In a 2018 keynote in Brussels, Cook told an audience of privacy regulators, “we at Apple believe that privacy is a fundamental human right”—more than a year after Apple removed dozens of VPN apps from the Chinese App Store, the tools Chinese citizens used to escape state surveillance. For Cook, privacy is a fundamental human right in Brussels. In Beijing, he treats it as a regulatory matter.
The same pattern holds for forced labor. In July 2020, Cook told Congress: “Forced labor is abhorrent. We would not tolerate it at Apple.” Four months later, the Washington Post reported that Apple was paying the lobbying firm Fierce Government Relations $90,000 to lobby on multiple bills, and that congressional staffers said the company was working against provisions of the Uyghur Forced Labor Prevention Act, the bill aimed at blocking American companies from importing goods made with forced labor from Xinjiang.
I have reported from Xinjiang, and I have written a book about the monstrosity the Chinese state has built across that region—one of the most technologically sophisticated police states in history, complete with concentration camps and an AI surveillance system called “Sky Net.” The Chinese state also runs coercive labor-transfer programs that move Uyghur workers from Xinjiang into factories across the country. Investigations by The Information, the Tech Transparency Project, and the Washington Post have linked Apple suppliers to those programs. Apple denied the findings.
Since then, Cook’s posture has held, and yet Apple has not been rewarded.
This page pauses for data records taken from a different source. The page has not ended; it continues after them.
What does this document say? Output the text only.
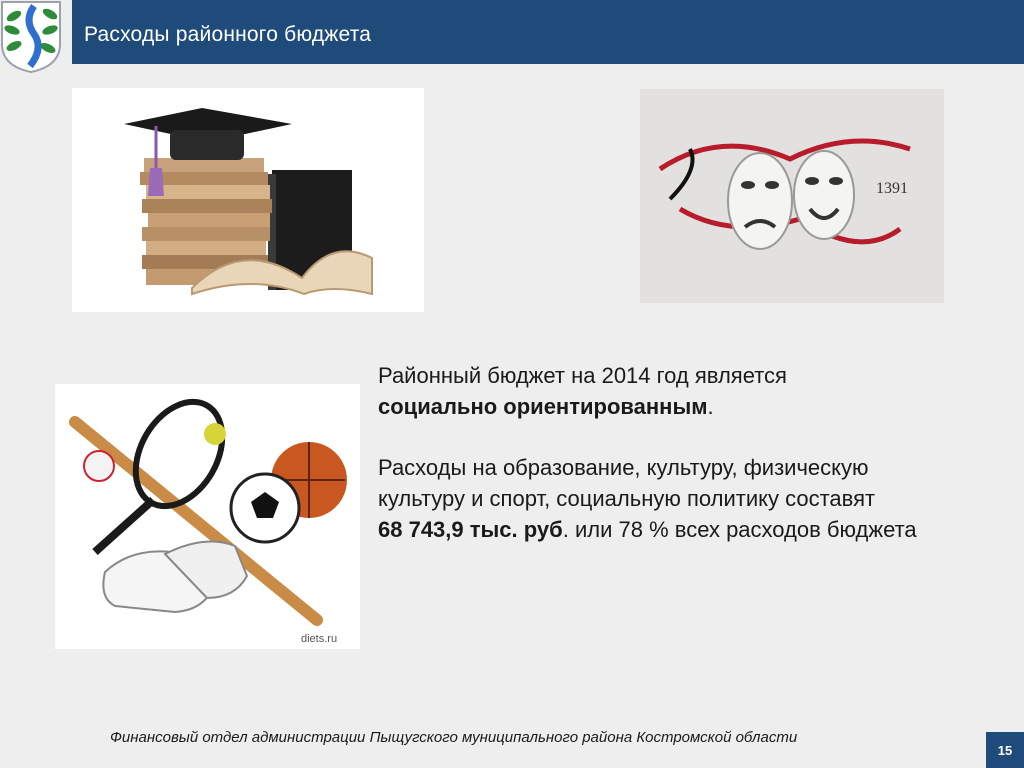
Расходы районного бюджета
1391
diets.ru
Районный бюджет на 2014 год является
социально ориентированным.
Расходы на образование, культуру, физическую
культуру и спорт, социальную политику составят
68 743,9 тыс. руб. или 78 % всех расходов бюджета
Финансовый отдел администрации Пыщугского муниципального района Костромской области
15
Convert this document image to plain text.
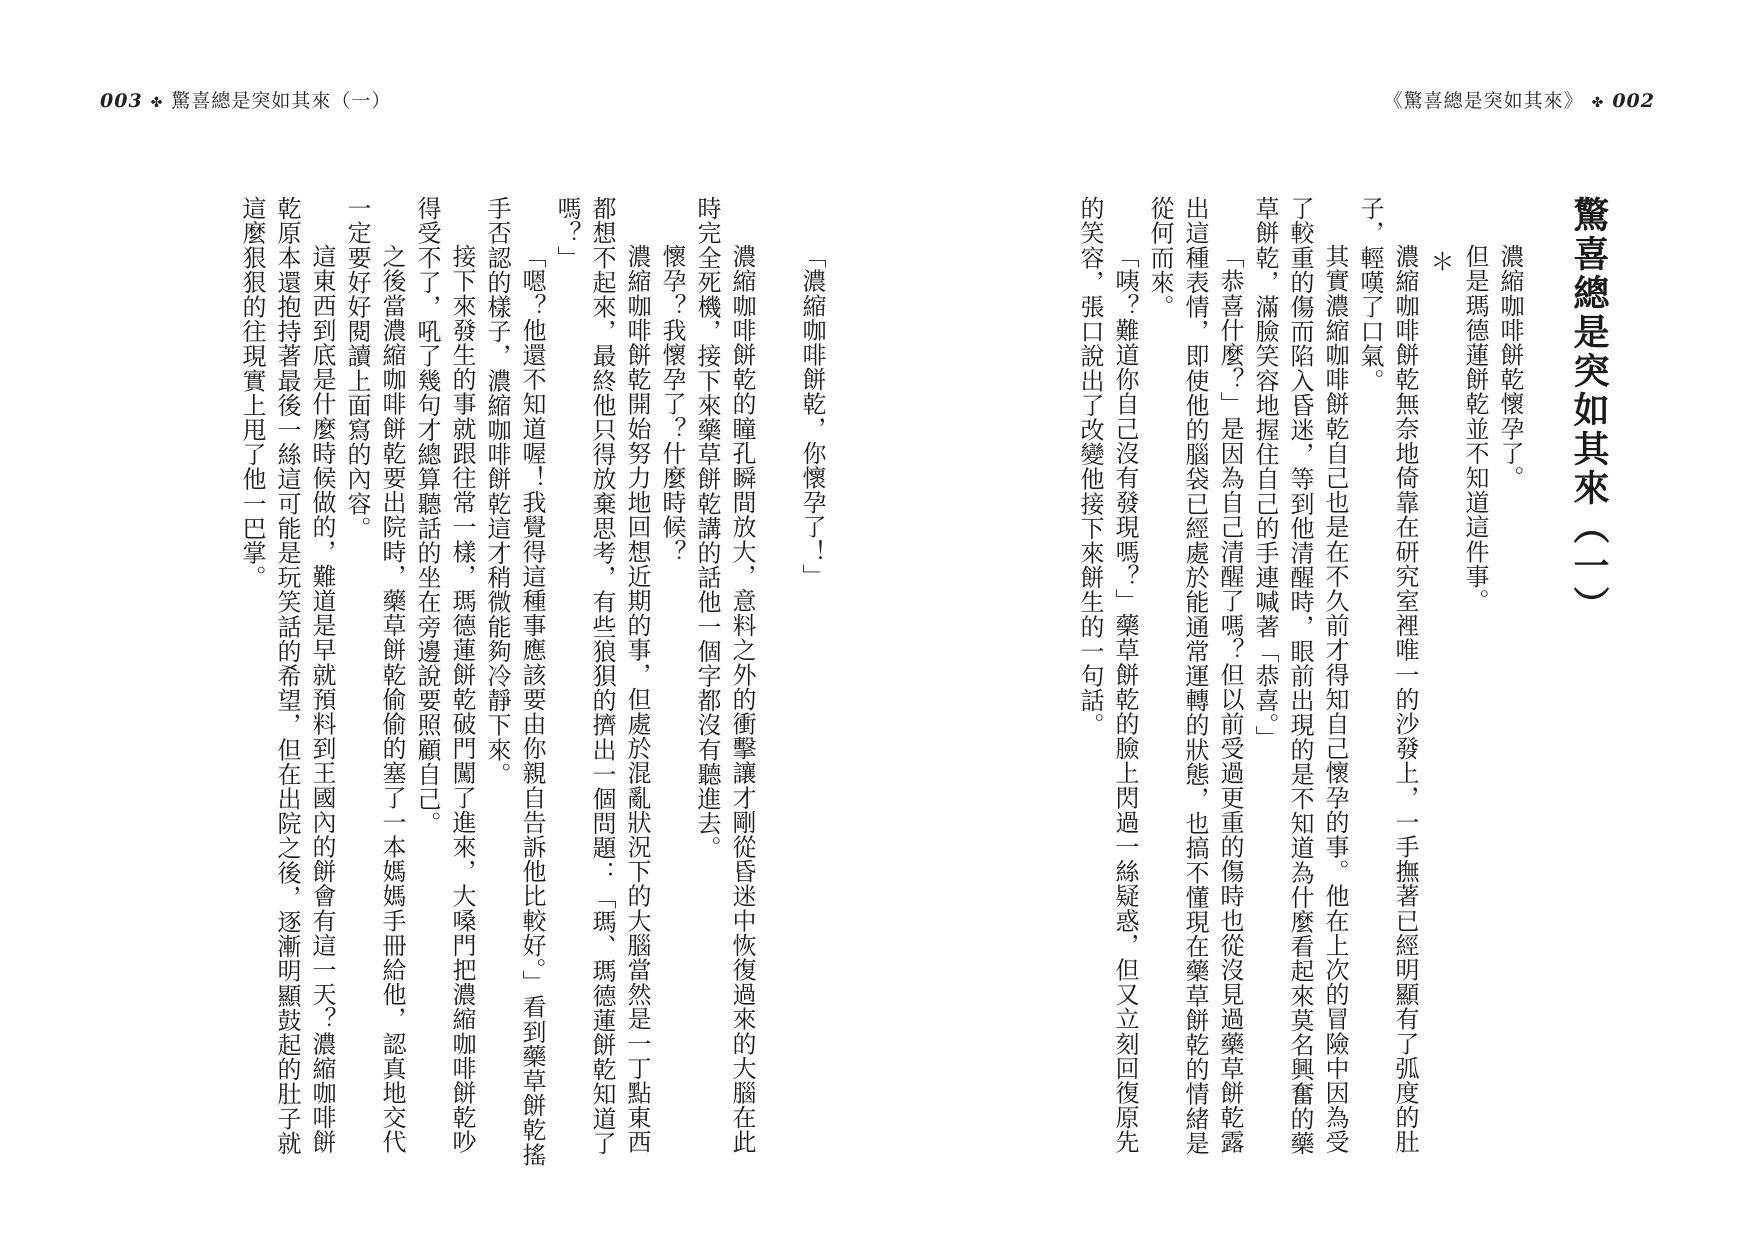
003 ✤ 驚喜總是突如其來（一）	《驚喜總是突如其來》 ✤ 002

驚喜總是突如其來（一）

濃縮咖啡餅乾懷孕了。

但是瑪德蓮餅乾並不知道這件事。

＊

濃縮咖啡餅乾無奈地倚靠在研究室裡唯一的沙發上，一手撫著已經明顯有了弧度的肚子，輕嘆了口氣。

其實濃縮咖啡餅乾自己也是在不久前才得知自己懷孕的事。他在上次的冒險中因為受了較重的傷而陷入昏迷，等到他清醒時，眼前出現的是不知道為什麼看起來莫名興奮的藥草餅乾，滿臉笑容地握住自己的手連喊著「恭喜。」

「恭喜什麼？」是因為自己清醒了嗎？但以前受過更重的傷時也從沒見過藥草餅乾露出這種表情，即使他的腦袋已經處於能通常運轉的狀態，也搞不懂現在藥草餅乾的情緒是從何而來。

「咦？難道你自己沒有發現嗎？」藥草餅乾的臉上閃過一絲疑惑，但又立刻回復原先的笑容，張口說出了改變他接下來餅生的一句話。

「濃縮咖啡餅乾，你懷孕了！」

濃縮咖啡餅乾的瞳孔瞬間放大，意料之外的衝擊讓才剛從昏迷中恢復過來的大腦在此時完全死機，接下來藥草餅乾講的話他一個字都沒有聽進去。

懷孕？我懷孕了？什麼時候？

濃縮咖啡餅乾開始努力地回想近期的事，但處於混亂狀況下的大腦當然是一丁點東西都想不起來，最終他只得放棄思考，有些狼狽的擠出一個問題：「瑪、瑪德蓮餅乾知道了嗎？」

「嗯？他還不知道喔！我覺得這種事應該要由你親自告訴他比較好。」看到藥草餅乾搖手否認的樣子，濃縮咖啡餅乾這才稍微能夠冷靜下來。

接下來發生的事就跟往常一樣，瑪德蓮餅乾破門闖了進來，大嗓門把濃縮咖啡餅乾吵得受不了，吼了幾句才總算聽話的坐在旁邊說要照顧自己。

之後當濃縮咖啡餅乾要出院時，藥草餅乾偷偷的塞了一本媽媽手冊給他，認真地交代一定要好好閱讀上面寫的內容。

這東西到底是什麼時候做的，難道是早就預料到王國內的餅會有這一天？濃縮咖啡餅乾原本還抱持著最後一絲這可能是玩笑話的希望，但在出院之後，逐漸明顯鼓起的肚子就這麼狠狠的往現實上甩了他一巴掌。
Apple’s iPhone sales in mainland China fell 24% in the first six weeks of 2024, according to Counterpoint data reported by Reuters. And Apple’s China revenue declined through much of 2024 and 2025.
But falling sales do not give Apple an exit. JP Morgan estimates that roughly 95% of Apple products are still assembled in mainland China and Taiwan; nearly half of Apple’s top 200 suppliers have facilities there. Even if Apple loses Chinese consumers it still needs Chinese factories.
The leverage Cook handed Beijing shows up most clearly in AI development, where Apple is being shut out of the Chinese market in plain view. Apple Intelligence runs on American iPhones. It does not run on iPhones in mainland China. Chinese rules require generative-AI services offered to the public to obtain regulatory approval. In February 2025, The Information reported that Apple and Alibaba had submitted co-developed AI features for approval by China’s Cyberspace Administration. The approval has yet to come.
Under China’s regulatory regime, AI systems are tested against roughly 2,000 sensitive questions touching Tiananmen Square, Taiwan, Xinjiang, and challenges to Communist Party authority. The Apple Intelligence that Chinese citizens will eventually use is the version that, to no surprise, refuses to discuss the same points that Cook himself has refused to discuss.
One could argue this is good for the United States—that being shut out of China’s AI market will force Apple to consolidate at home. It would be, if that were Apple’s choice. But it is not. Apple is not retreating from the Chinese AI market. It is partnering with Alibaba to build a censored version of Apple Intelligence that Chinese regulators will probably accept.
This is the quagmire that new CEO John Ternus inherits, and it cannot easily be undone. An iPhone has hundreds of components, and the suppliers, engineers, and trained workers who make and assemble them are concentrated in China. India and Vietnam, which handle final assembly, cannot replicate that ecosystem at the precision the iPhone requires.
The most valuable American consumer-technology company now operates, in the strategic technology of this decade, under the permission of an adversarial police state. The supply chain Cook built was once seen as Apple’s greatest achievement. Now it has become its chain.